Benimle alaymi ediyorsunuz acaba, misal olarak vermisim acikca da yazmisim.

Ayetlere benim bir sey soktugum yok, kopye yapistir oluyor benimki, ben sizler kadar Kur'an meallendirecek incelige eremedim henüz. Mellendirenlere seslenin, biz gibilerine yalan yanlis mealler sunuyorlar diye. En azindan calismalarinizi hizlandirin ve Islam'a bir hizmette bulunun, en mükemmel mealleri hazirlayin kendi anlayisinizla.

Ister sopa deyin, ister tenniste kullanilan, isterseniz baseballda kullanilan cinsinden araclar olsun, adi degnekte olabilir. Akliniza ne gelire, isterseniz bir gül sapi alin artik sizin anlayisiniza kalmis. Nedense bazi yerlerde sanki insanlar Allah'tan daha merhametliymis gibi davraniyorlar, oysa Rabbimiz din tatbik hususunda acimaniz tutmasin diyor, ola ya sizin buradada mealiniz baska olabilir.



Bizlerde haddimizi biliriz meallerinizden faydalanarak, Allah'a onu bunu yüklemeyiz en azindan.

Allah'a dinini ben ögretmeye kalkmiyorum.
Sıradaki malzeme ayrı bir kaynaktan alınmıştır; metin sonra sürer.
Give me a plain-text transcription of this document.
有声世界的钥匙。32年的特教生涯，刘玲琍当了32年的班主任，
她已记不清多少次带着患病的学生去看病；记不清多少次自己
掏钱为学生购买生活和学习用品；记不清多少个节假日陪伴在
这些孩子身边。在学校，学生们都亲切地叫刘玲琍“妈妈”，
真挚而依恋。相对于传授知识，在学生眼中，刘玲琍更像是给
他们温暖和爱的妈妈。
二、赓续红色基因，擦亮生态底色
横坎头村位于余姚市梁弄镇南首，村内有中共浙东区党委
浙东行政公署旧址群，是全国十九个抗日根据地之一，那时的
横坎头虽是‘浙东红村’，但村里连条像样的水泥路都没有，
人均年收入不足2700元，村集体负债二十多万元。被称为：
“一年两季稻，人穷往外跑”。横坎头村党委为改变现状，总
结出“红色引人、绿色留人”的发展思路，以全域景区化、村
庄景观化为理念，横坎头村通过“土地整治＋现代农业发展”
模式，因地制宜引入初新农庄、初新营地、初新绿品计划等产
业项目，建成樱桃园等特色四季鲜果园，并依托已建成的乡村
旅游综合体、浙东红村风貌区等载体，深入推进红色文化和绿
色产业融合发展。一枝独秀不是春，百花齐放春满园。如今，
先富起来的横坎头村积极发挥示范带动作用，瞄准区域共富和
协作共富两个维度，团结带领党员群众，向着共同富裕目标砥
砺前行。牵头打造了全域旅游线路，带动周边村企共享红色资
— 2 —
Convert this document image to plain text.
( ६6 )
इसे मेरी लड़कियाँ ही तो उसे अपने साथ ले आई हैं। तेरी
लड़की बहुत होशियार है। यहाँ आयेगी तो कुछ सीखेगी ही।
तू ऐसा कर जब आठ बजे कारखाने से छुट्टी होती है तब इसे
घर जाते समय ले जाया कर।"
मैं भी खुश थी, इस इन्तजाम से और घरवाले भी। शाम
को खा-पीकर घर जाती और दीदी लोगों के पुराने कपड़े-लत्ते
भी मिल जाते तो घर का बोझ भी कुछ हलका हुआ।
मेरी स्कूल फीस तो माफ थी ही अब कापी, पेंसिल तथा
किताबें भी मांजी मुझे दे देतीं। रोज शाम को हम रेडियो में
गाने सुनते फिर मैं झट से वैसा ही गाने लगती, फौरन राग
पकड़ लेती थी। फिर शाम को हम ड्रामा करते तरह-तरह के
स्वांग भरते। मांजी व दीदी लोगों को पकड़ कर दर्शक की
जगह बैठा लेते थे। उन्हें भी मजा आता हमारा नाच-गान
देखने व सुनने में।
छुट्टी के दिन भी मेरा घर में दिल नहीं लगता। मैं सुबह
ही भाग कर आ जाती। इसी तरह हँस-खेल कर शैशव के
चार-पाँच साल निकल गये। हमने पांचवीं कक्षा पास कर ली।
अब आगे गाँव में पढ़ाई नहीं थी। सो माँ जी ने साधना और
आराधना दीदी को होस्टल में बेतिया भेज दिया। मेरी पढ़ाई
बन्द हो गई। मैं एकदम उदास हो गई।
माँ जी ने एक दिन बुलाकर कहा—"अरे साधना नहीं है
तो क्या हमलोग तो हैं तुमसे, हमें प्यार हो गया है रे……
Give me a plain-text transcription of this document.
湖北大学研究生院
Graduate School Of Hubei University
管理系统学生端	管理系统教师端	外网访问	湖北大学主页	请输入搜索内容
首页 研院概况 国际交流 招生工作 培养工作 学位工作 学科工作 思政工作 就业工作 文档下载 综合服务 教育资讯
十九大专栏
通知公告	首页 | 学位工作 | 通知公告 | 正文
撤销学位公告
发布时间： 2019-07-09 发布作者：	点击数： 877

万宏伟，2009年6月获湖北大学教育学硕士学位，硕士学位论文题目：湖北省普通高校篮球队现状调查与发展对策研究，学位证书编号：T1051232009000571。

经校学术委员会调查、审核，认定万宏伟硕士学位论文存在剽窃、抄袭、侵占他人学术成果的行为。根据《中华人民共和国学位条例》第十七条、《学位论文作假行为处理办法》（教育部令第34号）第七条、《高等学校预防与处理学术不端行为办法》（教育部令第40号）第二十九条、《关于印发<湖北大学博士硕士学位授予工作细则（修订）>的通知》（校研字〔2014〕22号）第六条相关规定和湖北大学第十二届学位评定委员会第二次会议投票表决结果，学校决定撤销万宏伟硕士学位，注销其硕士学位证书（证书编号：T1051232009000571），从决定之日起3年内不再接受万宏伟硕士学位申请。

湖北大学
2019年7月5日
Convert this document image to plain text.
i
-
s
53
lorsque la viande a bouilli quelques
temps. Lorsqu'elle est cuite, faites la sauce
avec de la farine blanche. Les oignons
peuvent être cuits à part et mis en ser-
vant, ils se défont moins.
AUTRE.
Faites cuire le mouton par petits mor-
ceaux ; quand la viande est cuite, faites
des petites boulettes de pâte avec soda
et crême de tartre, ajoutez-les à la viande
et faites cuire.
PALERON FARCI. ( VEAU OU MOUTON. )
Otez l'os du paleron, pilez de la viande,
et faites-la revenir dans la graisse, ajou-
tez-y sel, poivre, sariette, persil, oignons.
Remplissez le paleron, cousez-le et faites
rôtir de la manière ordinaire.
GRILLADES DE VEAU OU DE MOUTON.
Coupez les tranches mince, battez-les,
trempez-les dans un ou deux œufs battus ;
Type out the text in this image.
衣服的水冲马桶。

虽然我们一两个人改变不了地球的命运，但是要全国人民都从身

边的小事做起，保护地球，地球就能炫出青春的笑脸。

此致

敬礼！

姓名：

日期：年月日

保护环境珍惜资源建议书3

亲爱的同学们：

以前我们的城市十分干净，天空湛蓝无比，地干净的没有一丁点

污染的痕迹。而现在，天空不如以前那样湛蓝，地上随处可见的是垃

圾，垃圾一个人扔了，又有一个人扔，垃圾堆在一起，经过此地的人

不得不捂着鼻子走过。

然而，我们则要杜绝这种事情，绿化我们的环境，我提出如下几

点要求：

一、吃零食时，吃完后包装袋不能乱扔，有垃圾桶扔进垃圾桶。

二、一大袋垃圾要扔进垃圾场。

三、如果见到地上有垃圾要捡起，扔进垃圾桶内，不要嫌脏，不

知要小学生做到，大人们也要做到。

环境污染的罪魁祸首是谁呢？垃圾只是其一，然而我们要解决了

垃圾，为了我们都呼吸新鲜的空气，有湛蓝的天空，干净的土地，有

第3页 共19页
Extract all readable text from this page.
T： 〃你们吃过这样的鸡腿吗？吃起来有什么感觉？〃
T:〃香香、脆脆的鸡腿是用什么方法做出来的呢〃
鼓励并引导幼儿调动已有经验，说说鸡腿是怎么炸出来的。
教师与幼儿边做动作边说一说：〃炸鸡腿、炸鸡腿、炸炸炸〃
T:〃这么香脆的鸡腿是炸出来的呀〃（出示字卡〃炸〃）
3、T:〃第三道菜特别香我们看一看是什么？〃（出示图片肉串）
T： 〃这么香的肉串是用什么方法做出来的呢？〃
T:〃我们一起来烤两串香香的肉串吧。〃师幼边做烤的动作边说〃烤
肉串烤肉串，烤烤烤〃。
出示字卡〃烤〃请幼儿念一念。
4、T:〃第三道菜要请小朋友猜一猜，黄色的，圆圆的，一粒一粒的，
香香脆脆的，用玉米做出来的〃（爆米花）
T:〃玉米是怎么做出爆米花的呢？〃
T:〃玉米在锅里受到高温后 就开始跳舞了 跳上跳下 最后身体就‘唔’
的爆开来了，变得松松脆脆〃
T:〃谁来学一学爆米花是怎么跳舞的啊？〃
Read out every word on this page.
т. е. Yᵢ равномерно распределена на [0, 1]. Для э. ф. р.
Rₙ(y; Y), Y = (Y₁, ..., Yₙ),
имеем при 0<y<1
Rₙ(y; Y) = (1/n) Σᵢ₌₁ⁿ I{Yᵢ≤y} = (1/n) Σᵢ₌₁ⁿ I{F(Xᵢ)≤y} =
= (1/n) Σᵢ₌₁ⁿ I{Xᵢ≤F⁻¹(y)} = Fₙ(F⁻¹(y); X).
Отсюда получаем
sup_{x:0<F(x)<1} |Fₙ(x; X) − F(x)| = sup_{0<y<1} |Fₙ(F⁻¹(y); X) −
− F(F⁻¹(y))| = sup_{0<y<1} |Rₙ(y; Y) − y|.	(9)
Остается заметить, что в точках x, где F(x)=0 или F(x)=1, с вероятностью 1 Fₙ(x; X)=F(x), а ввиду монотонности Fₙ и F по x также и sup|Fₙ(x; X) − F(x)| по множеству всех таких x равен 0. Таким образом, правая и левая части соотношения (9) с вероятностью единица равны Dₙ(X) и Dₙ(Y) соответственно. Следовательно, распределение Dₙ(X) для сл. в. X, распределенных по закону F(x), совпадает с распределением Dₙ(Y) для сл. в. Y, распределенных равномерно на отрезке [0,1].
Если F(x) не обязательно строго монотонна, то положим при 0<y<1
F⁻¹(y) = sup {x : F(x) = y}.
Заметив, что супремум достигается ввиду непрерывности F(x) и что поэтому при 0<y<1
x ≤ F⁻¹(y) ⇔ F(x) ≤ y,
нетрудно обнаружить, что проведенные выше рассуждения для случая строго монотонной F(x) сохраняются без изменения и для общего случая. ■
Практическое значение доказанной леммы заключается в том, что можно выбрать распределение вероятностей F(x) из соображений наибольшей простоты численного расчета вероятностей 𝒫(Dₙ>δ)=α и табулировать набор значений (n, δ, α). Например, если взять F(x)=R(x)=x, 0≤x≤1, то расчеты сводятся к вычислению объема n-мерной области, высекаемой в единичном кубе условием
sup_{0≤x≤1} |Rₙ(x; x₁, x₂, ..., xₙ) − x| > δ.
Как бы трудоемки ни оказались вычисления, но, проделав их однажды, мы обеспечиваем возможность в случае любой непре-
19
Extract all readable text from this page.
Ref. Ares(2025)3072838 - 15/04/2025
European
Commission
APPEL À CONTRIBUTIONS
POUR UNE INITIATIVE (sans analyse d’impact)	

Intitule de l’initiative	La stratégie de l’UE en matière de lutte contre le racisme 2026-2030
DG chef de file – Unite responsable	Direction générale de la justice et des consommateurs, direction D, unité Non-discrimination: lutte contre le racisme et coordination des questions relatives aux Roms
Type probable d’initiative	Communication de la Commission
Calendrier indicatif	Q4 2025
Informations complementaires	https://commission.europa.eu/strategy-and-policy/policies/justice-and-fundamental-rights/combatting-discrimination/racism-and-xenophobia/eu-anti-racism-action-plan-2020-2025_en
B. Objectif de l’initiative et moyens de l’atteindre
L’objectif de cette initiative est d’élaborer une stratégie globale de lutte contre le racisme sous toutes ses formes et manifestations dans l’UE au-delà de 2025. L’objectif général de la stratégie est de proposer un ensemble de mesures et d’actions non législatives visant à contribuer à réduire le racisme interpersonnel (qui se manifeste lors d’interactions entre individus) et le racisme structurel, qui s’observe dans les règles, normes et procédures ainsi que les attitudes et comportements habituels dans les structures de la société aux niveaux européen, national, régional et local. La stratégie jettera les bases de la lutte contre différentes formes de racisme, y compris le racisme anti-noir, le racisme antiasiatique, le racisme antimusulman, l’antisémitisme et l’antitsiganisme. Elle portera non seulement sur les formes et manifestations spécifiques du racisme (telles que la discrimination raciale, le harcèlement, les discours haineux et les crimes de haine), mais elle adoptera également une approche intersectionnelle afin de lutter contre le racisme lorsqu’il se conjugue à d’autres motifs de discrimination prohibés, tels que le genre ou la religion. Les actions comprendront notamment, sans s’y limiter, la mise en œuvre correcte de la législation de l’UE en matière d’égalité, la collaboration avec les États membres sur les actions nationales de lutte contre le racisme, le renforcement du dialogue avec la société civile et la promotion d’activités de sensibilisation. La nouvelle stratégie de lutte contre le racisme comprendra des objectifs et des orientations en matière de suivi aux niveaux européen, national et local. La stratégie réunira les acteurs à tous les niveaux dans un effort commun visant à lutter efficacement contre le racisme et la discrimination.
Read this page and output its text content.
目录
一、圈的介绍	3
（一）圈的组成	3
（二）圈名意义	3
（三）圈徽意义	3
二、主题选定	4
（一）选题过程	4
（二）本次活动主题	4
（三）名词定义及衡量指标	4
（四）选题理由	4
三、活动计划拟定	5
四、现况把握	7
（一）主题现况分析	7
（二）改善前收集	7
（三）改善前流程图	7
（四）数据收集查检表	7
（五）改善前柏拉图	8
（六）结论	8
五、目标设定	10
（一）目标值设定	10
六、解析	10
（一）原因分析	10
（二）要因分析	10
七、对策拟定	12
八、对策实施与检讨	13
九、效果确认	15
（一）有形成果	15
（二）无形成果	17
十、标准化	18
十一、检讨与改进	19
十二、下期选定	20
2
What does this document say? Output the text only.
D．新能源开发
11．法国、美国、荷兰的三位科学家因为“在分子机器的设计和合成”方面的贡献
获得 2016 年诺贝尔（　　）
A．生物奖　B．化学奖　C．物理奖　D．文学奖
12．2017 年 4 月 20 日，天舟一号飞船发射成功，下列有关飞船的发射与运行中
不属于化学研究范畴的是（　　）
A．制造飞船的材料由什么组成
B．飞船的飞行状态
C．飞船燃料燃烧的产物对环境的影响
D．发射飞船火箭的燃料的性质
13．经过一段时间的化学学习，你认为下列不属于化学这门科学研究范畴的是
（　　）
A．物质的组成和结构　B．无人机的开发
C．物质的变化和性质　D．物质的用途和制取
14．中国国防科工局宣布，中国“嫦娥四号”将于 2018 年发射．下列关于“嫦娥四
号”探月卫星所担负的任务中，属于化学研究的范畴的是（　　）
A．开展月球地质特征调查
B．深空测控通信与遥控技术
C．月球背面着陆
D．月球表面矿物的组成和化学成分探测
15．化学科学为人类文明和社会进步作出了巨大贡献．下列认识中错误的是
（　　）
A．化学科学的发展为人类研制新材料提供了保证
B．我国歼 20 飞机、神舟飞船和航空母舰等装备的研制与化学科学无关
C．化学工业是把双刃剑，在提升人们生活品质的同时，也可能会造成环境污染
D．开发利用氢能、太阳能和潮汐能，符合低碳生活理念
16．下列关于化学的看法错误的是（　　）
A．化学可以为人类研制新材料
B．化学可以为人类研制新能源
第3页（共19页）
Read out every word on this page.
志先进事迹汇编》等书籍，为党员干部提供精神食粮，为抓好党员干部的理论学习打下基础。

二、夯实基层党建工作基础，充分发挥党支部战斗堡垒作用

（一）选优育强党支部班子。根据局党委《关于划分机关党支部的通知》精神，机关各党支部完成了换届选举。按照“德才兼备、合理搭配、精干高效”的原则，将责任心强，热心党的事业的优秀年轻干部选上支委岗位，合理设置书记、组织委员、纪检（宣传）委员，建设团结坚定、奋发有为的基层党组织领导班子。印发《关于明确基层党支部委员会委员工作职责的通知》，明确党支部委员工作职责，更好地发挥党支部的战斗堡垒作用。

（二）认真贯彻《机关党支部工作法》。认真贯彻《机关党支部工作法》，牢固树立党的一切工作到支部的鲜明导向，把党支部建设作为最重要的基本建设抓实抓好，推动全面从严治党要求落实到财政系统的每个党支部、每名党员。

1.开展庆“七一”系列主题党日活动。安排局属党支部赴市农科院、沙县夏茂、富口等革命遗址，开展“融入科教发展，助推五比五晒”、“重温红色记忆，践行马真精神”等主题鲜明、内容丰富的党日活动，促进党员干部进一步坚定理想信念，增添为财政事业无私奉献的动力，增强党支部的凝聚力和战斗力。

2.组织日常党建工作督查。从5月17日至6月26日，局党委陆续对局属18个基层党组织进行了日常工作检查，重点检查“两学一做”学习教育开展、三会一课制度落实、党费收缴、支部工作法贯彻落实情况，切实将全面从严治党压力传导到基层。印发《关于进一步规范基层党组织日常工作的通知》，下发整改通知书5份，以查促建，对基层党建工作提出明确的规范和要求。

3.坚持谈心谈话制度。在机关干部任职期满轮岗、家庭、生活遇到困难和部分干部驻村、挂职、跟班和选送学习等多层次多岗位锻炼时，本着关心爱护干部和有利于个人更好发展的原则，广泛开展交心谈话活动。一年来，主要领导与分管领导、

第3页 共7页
Mealler asagida:


İmam İskender Ali Mihr : Zaniye (zina yapan kadın) ve zani (zina yapan erkek); o zaman ikisinden herbirine yüz celde (yalnız cilde tesir edecek sopa) vurun. Eğer Allah'ın dînini (uygulama) konusunda, Allah'a ve ahiret gününe inanıyorsanız; onlara merhamet sizi tutmasın (size mani olmasın). Ve onların (ikisinin) azabına, mü'minlerden bir grup şahit olsun.

Diyanet İşleri : Zina eden kadın ve zina eden erkekten her birine yüzer değnek vurun. Allah’a ve ahiret gününe inanıyorsanız, Allah’ın dini(nin koymuş olduğu hükmü uygulama) konusunda onlara acıyacağınız tutmasın. Mü’minlerden bir topluluk da onların cezalandırılmasına şahit olsun.

Abdulbaki Gölpınarlı : Zinâ eden kadınla zinâ eden erkeğin herbirine yüzer sopa vurun ve Allah dinindeki bu hüküm husûsunda onları esirgemeniz tutmasın ve azaplarını da inananların bir bölüğü görsün.

Adem Uğur : Zina eden kadın ve zina eden erkekten her birine yüz sopa vurun; Allah'a ve ahiret gününe inanıyorsanız, Allah'ın dininde (hükümlerini uygularken) onlara acıyacağınız tutmasın. Müminlerden bir gurup da onlara uygulanan cezaya şahit olsun.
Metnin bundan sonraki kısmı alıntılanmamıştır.